A significant advantage of Company v Sole Trade or Partnership is that trading through a company limits the company’s owners liability for the company’s trading debts. There are different types of Company, and therefore as to the form of the liability limitation, but most commonly companies are formed with ‘share capital’, and the owners’ liability is restricted to the amount of any share capital that has not been paid for. As most companies only have a nominal amount of share capital - eg, 100 £1 shares, which would cost the shareholder(s) just £100 – there is often no unpaid share capital and no potential shareholder liability.
The overall tax burden for limited company owners is generally lower than for sole traders and partners even if all profits are drawn – for more information see https://suttonstax.co.uk/blog/post/incorporate-save-tax. Furthermore, a Company’s owners are only taxed when the company ‘distributes’ its profits, leaving more post tax profits for reinvestment in the business should the owners choose to do so.
The disadvantages of a company
Accountancy and administration fees are generally more expensive for a Company than a Sole Trader, but about the same as the costs for a Partnership.

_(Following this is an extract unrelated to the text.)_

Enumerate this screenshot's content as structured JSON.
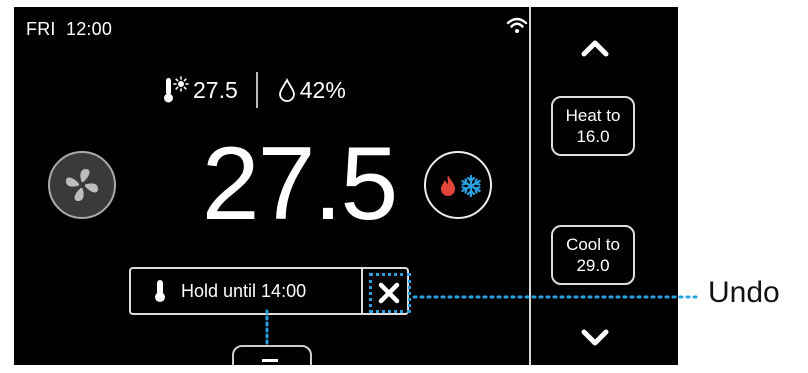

Accounts and other documentation must be filed on a regular basis with Companies House and those documents are a matter of public record (but see note below).
The fact that your accounts are a matter of public record may not be as alarming as it first sounds. ‘Small companies’ can opt to file ‘filleted accounts’ with Companies House. ‘Filleting’ means you can remove the Profit & Loss Account, notes to the Profit & Loss Accounts, and/or The Directors report (so nobody getting accounts from Companies House can determine what your turnover, margins or overhead are!)
A small company is one which meets 2 out of 3 of the following criteria:
a) Turnover of no more than £10.2million
b) A Balance Sheet value of no more than £5.1 million
c) No more than 50 employees
If you are on your own in business and only expect modest profits, or even losses, at the outset, and your business is low risk, operating as Sole Trader may be the way to go.
If you are in business with others, and/or make good profits, and/or there is some risk attached to your business, a Company is probably the better option. Once profits are c.£20,000+ p.a the increased costs should be outweighed by the tax savings afforded by a Company.